I've always interpreted the definition of storage as arbitrarily large, not specifically infinite. The universe, after all, is finite. The "well, acshually" arguments aren't interesting, because they're 100% abstract.
It is defined as arbitrarily large but not infinite. That's not because of physical concerns, but because some of the theorems don't work if the memory is actually infinite.
You're comparing an a priori concept with a posteriori one. It's like claiming the number five doesn't "acshually" exist. Like yea, it's a concept, concepts don't exist.
A universe isn't a turing machine because it can't run all the programs that can run on a turing machine. This isn't exactly controversial.
What's the difference between arbitrary large and infinite? Would you say the number of possible Turing computable functions is merely arbitrary large and not actually infinite?
When you're talking about something like neural networks on a 4004, the "well ackshually" argument does become very much relevant. The limitations of that kind of platform are hard enough that they do not approximate a Turing machine with respect to modern software.
Llama takes a lot more MIPS and a lot more RAM than linux. Linux is more complicated, but computers were running linux 30 years ago. In this case, quantity has a quality all of its own.
Ignoring things like AVX512 you're looking at about 100x more compute to do something serious with LLaMA.
However! If you just want to demo it working, then you could generate 4 tokens using TinyLLaMA 1.1B which takes 25,164,386,466 cycles. That's about the same cost as booting Linux. So you could do TinyLLaMA if you can do Linux.
Note also that the 4004 lacks a floating-point unit of any kind - not just a vector unit. I think people make 8-bit integer quantizations of LLMs, though, which would be the fastest versions to run on a 4004.
What? A Turing machine can literally be built.

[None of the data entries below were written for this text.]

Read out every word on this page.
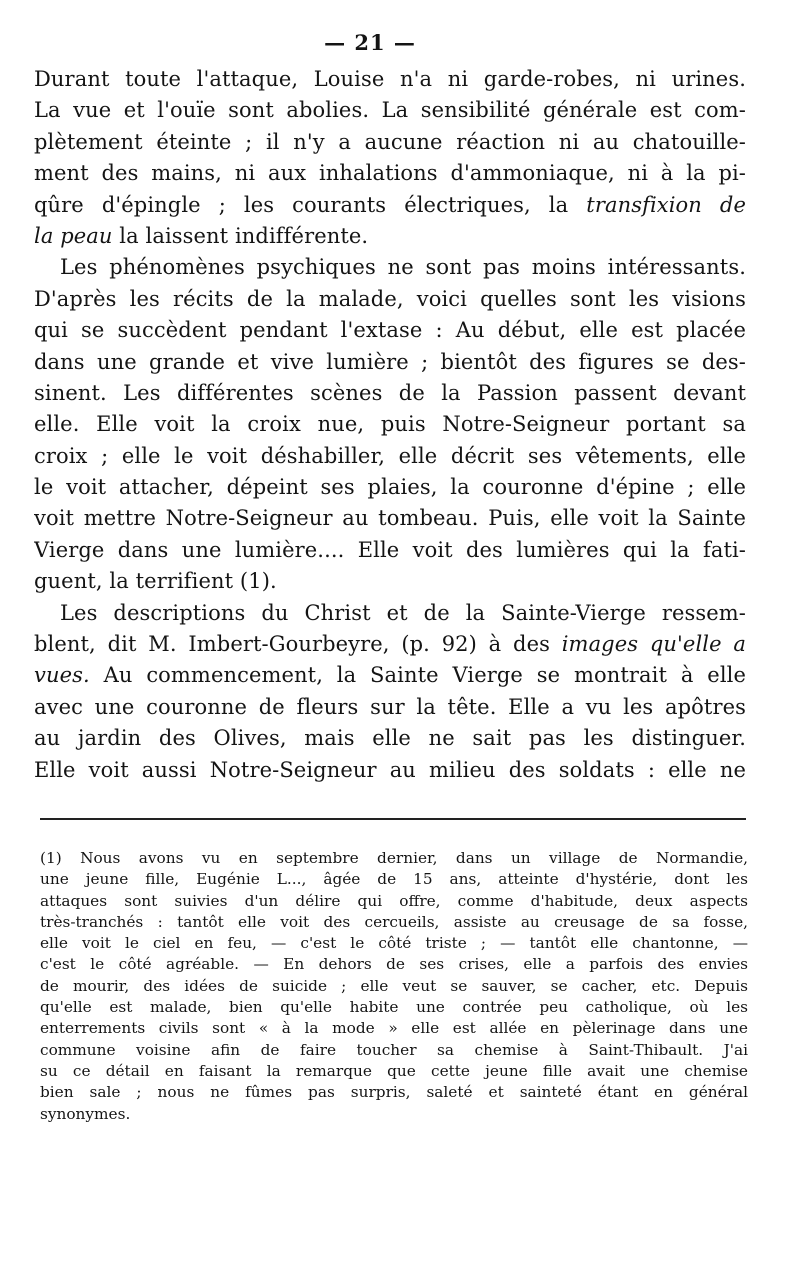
— 21 —
Durant toute l'attaque, Louise n'a ni garde-robes, ni urines.
La vue et l'ouïe sont abolies. La sensibilité générale est com-
plètement éteinte ; il n'y a aucune réaction ni au chatouille-
ment des mains, ni aux inhalations d'ammoniaque, ni à la pi-
qûre d'épingle ; les courants électriques, la transfixion de
la peau la laissent indifférente.
Les phénomènes psychiques ne sont pas moins intéressants.
D'après les récits de la malade, voici quelles sont les visions
qui se succèdent pendant l'extase : Au début, elle est placée
dans une grande et vive lumière ; bientôt des figures se des-
sinent. Les différentes scènes de la Passion passent devant
elle. Elle voit la croix nue, puis Notre-Seigneur portant sa
croix ; elle le voit déshabiller, elle décrit ses vêtements, elle
le voit attacher, dépeint ses plaies, la couronne d'épine ; elle
voit mettre Notre-Seigneur au tombeau. Puis, elle voit la Sainte
Vierge dans une lumière.... Elle voit des lumières qui la fati-
guent, la terrifient (1).
Les descriptions du Christ et de la Sainte-Vierge ressem-
blent, dit M. Imbert-Gourbeyre, (p. 92) à des images qu'elle a
vues. Au commencement, la Sainte Vierge se montrait à elle
avec une couronne de fleurs sur la tête. Elle a vu les apôtres
au jardin des Olives, mais elle ne sait pas les distinguer.
Elle voit aussi Notre-Seigneur au milieu des soldats : elle ne
(1) Nous avons vu en septembre dernier, dans un village de Normandie,
une jeune fille, Eugénie L..., âgée de 15 ans, atteinte d'hystérie, dont les
attaques sont suivies d'un délire qui offre, comme d'habitude, deux aspects
très-tranchés : tantôt elle voit des cercueils, assiste au creusage de sa fosse,
elle voit le ciel en feu, — c'est le côté triste ; — tantôt elle chantonne, —
c'est le côté agréable. — En dehors de ses crises, elle a parfois des envies
de mourir, des idées de suicide ; elle veut se sauver, se cacher, etc. Depuis
qu'elle est malade, bien qu'elle habite une contrée peu catholique, où les
enterrements civils sont « à la mode » elle est allée en pèlerinage dans une
commune voisine afin de faire toucher sa chemise à Saint-Thibault. J'ai
su ce détail en faisant la remarque que cette jeune fille avait une chemise
bien sale ; nous ne fûmes pas surpris, saleté et sainteté étant en général
synonymes.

The only problem is supplying the infinite tape, or splicing on more when it runs to the end of a finite tape.
Machines that address storage using fixed width pointers (and have no other kind of storage) cannot be Turing machines.

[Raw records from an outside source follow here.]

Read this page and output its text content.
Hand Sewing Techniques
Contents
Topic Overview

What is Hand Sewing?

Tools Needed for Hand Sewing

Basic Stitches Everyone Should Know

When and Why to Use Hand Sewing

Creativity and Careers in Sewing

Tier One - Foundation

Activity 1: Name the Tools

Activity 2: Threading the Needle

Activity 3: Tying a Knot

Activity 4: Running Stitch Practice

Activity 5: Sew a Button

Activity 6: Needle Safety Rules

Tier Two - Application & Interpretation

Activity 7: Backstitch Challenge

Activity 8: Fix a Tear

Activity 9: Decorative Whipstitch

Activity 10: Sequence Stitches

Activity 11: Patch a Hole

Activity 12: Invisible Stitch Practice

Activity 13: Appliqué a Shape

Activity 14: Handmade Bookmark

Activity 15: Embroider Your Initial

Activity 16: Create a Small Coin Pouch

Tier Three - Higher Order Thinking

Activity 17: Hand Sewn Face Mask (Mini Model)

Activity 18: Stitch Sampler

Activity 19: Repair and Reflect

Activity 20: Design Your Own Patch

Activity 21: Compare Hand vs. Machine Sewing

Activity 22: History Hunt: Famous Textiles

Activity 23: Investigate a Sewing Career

You don't want your telephone exchange to halt. That's why the engineering marvel Erlang. "Engineering" being the key word. The Halting problem isn't a real problem. Just pull the power cord.
You want every call handled in finite time. It's not that there is an unending computation in a telephone exchange, but a series of finite tasks. You can call it corecursion, coinduction or something else co-.
A computer with external connectivity to a tape machine capable of reading and writing a symbols and moving along the tape would qualify as a Turing machine, provided someone feeds it enough tape for any problem that's thrown at it.
It was funny when Sun proudly and unilaterally proclaimed that Sun put the "dot" into "dot com", leaving it wide open for Microsoft to slyly counter that oh yeah, well Microsoft put the "COM" into "dot com" -- i.e. ActiveX, IE, MSJVM, IIS, OLE, Visual Basic, Excel, Word, etc!
And then IBM mocked "When they put the dot into dot-com, they forgot how they were going to connect the dots," after sassily rolling out Eclipse just to cast a dark shadow on Java. Badoom psssh!